Ia pernah sangat marah, saat aku tak hafal rumus-rumus matematika. Melihatnya begitu marah, hati seorang anak perempuan berumur 11 tahun bisa begitu hancur. Dengan air mata yang terus meleleh, kuhafal satu per satu rumus di dalam kamar yang terkunci.

Ia juga marah, saat malam tiba aku masih bermain di rumah teman dan melupakan belajar. Dengan sungkan menurutinya. Belajar setengah hati.

Saat ia lihat nilaiku di raport, selalu tertulis angka satuan di kolom “peringkat”, ia bahagia dan memujiku. Tak kupungkiri, aku pun senang. Tapi sebelah hatiku yang agak ternoda mencetus, “kan? itu yang engkau mau. Sudah kupenuhi.” Dan aku melenggang bermain tanpa beban, karena telah bisa memberi yang diinginkannya.

Waktu berputar, begitu cepatnya...

Beberapa belas tahun kemudian, aku menyadari berada di sebuah masa transisi, saat kami perlahan berganti peran.

Jika dulu ia yang menjagaku, kini aku yang berusaha menjaganya dari kekhawatiran - dengan berbagi nasihat yang bisa menenangkan hatinya.

Jika dulu ia menyupiri-ku, kini aku belajar menjadi pengendara yang handal, agar bisa menyupiri-nya tanpa ia harus merasa khawatir celaka saat duduk di sebelah kemudi.

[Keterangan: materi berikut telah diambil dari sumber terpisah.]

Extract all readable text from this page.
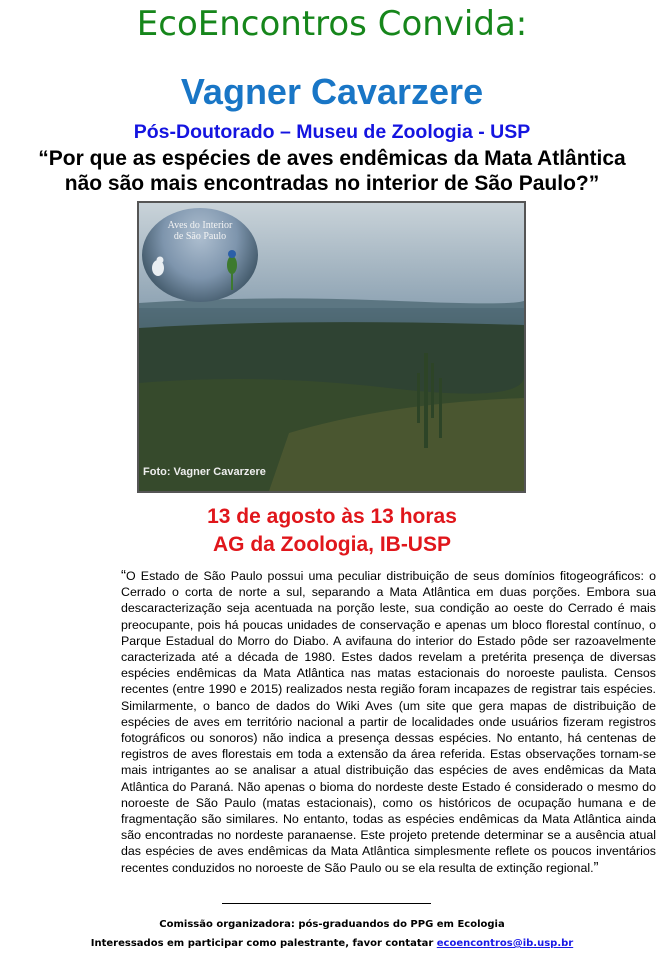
EcoEncontros Convida:
Vagner Cavarzere
Pós-Doutorado – Museu de Zoologia - USP
“Por que as espécies de aves endêmicas da Mata Atlântica
não são mais encontradas no interior de São Paulo?”
Aves do Interior
de São Paulo
Foto: Vagner Cavarzere
13 de agosto às 13 horas
AG da Zoologia, IB-USP
“O Estado de São Paulo possui uma peculiar distribuição de seus domínios fitogeográficos: o Cerrado o corta de norte a sul, separando a Mata Atlântica em duas porções. Embora sua descaracterização seja acentuada na porção leste, sua condição ao oeste do Cerrado é mais preocupante, pois há poucas unidades de conservação e apenas um bloco florestal contínuo, o Parque Estadual do Morro do Diabo. A avifauna do interior do Estado pôde ser razoavelmente caracterizada até a década de 1980. Estes dados revelam a pretérita presença de diversas espécies endêmicas da Mata Atlântica nas matas estacionais do noroeste paulista. Censos recentes (entre 1990 e 2015) realizados nesta região foram incapazes de registrar tais espécies. Similarmente, o banco de dados do Wiki Aves (um site que gera mapas de distribuição de espécies de aves em território nacional a partir de localidades onde usuários fizeram registros fotográficos ou sonoros) não indica a presença dessas espécies. No entanto, há centenas de registros de aves florestais em toda a extensão da área referida. Estas observações tornam-se mais intrigantes ao se analisar a atual distribuição das espécies de aves endêmicas da Mata Atlântica do Paraná. Não apenas o bioma do nordeste deste Estado é considerado o mesmo do noroeste de São Paulo (matas estacionais), como os históricos de ocupação humana e de fragmentação são similares. No entanto, todas as espécies endêmicas da Mata Atlântica ainda são encontradas no nordeste paranaense. Este projeto pretende determinar se a ausência atual das espécies de aves endêmicas da Mata Atlântica simplesmente reflete os poucos inventários recentes conduzidos no noroeste de São Paulo ou se ela resulta de extinção regional.”
Comissão organizadora: pós-graduandos do PPG em Ecologia
Interessados em participar como palestrante, favor contatar ecoencontros@ib.usp.br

Jika dulu ia mengajariku kebaikan, kini aku berusaha berbagi pengetahuan tentang beragam kebaikan lain yang tak ia pahami sebelumnya.

Jika dulu ia penuhi kebutuhan dan keinginanku, kini, perlahan aku bisa memenuhi yang ia butuhkan dan inginkan, walau belum semuanya.

Dan di masa transisi ini, begitu pekat rasa di hati, sebuah pemahaman yang tergali lebih dalam lagi, bahwa angka-angka yang tertoreh di raport dahulu, bukan untuk kesenangannya, sama sekali bukan untuknya – seperti yang dituduhkan sisi hati yang ternoda. Bahwa senyum dan kebahagiannya saat itu, adalah karena bayangan masa depan cerah putri kesayangannya yang hadir di matanya. Baru terungkap jelang aku dewasa, saat ia berkata bahwa ia ingin semua anaknya sukses, harus lebih baik dari dirinya. Bukan hanya materi, tapi juga ilmu dan agama.

Ketidaksempurnaannya dulu yang kini membuatku menapaki jalan dengan cukup ringan. Pun ketika bertemu rintangan, aku percaya bekalku bisa mencukupi. Ia ayahku, ayah yang menyayangiku dengan ketidaksempurnaannya – namun itulah yang menjadikan ia begitu lekat di hati.